Friday, September 14, 2007

A Dog Named Gabi

I just returned from taking Madison to school. Audrey and her mom are on a field trip to Springfield Il. On the way home I thought I’d check out the latest news on WHIO, a local news and talk station. I was surprised to hear Bill Myer of Focus on the Family, talking about training children. It was only a 2 minute spot. He stressed the importance of discipline and correction for bad behavior and praise for good behavior.

Last night I finished retyping the next Christmas letter that mentions our 1973 Family Christmas present—a poodle named Gabrielle—affectionately called Gabi. Gabi cost me a year of savings so at that price I wanted a really good dog for the kids. The pictures shows the tail end of Gbai with her 3 pups.

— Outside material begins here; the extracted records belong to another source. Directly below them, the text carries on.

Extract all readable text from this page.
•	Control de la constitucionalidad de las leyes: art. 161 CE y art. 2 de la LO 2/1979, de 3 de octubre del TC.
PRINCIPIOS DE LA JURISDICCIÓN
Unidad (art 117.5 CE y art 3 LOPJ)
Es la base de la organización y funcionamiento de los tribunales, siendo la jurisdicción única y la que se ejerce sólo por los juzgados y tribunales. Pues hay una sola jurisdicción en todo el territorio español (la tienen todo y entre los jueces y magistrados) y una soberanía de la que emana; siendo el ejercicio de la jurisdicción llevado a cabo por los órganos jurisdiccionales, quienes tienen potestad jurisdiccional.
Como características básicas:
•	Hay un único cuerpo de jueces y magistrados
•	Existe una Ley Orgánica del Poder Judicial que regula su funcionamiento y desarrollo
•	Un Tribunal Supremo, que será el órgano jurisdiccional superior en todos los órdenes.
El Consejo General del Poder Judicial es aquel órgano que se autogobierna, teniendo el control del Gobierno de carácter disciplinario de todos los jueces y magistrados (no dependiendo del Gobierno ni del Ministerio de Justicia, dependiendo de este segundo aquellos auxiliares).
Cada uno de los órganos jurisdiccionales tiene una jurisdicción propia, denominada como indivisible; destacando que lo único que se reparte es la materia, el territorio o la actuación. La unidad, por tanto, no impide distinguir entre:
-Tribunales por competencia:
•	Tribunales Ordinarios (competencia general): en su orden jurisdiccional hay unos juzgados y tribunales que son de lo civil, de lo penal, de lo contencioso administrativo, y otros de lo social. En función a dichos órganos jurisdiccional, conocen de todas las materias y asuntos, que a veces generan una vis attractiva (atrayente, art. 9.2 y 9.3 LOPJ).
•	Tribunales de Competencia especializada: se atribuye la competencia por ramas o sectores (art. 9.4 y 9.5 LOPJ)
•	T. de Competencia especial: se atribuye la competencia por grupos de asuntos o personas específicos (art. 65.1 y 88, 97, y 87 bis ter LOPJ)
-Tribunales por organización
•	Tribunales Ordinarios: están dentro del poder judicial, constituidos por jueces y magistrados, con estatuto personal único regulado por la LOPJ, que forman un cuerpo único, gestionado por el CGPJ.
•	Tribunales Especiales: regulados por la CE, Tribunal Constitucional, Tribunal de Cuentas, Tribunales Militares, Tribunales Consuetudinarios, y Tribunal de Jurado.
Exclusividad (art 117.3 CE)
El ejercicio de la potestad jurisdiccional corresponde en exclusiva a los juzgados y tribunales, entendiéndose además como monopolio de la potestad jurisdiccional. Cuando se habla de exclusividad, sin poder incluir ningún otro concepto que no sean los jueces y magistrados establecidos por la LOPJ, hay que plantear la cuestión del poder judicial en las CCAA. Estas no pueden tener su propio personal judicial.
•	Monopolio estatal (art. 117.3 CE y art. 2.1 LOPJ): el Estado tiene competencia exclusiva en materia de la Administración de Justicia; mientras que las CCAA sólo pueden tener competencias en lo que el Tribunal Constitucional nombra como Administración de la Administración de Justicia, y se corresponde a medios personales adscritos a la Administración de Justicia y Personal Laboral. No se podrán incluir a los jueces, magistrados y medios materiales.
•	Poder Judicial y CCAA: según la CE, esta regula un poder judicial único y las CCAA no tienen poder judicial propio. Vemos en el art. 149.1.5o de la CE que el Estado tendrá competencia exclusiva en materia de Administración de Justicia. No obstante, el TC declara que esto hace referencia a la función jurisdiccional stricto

A dog training class was being offered in Christiansburg so I signed up. Once every week for 10 weeks Gabi and I went to school. Dogs of all sizes and shapes were a pattern of their owners. They were all on leashes to keep them under control. Gabi was intimidated by the large dogs and didn’t get too close to them. Our first lesson was to teach them the meaning of “no.” Our instructor took us through a demonstration of “how to’s.”

We held a doggy treat between our middle finger and thumb and as soon as the dog went for it we snapped her nose with our index finger and said, “no!” Of course she was not allowed to get it. Our home work for the next week was to teach our dog the meaning of “no.”

After saying “no” I’d gently hit her nose. After a few times of this, I’d say “okay” and let her have the treat. Then I told her, “good dog” and patted her affectionately. So all week long we practiced, “no,” “okay,” and “good dog.” A week of this was really effective. Throughout the 10 weeks these words were repeated many times. Gabi learned how to “sit,” “heel,” "stay," “fetch,” and other commands I don’t recall. She was one of our best dogs!

We also used a “choke collar.” Animal activists would probably disapprove of this. It had a slip ring and was put around the dog’s neck so every time she pulled too hard, the leash would tighten around her neck. When it tightened, you would say “no,” and then release it so as not to hurt her. [Of course you don’t choke her, but she did learn that it hurt.] Soon she learned there were consequences for bad behavior. She also learned there were rewards for good behavior. If she didn’t listen, she got a tap on the nose, or the leash would tighten around her neck. In a short time she learned the meaning of those commands. When she started to chase another dog, cat or just running off, a stern “No!” brought her to a screeching halt. I’d praise her for listening and hopefully have a handy treat in my pocket.

All of this was going through my mind as I listened to Bill Myer on the radio telling listeners how to discipline and reward their children.

I suggest that you and your dog [you may have to get one] sign up for a training class. This will do two things: 1. It will reward you with an obedient, happy dog that will make you a very proud owner. 2. It will train you to be an effective, loving and caring parent. You will have obedient and happy children. Remember to teach both your children and dog the meaning of ‘No,” “Okay,” and “Good girl/boy.” So now go get a dog and enjoy the rewards of good training.
Gpa G.

1 comment:

Anonymous said...

If parenting could be as easy as dog training...We'd all be happy pups.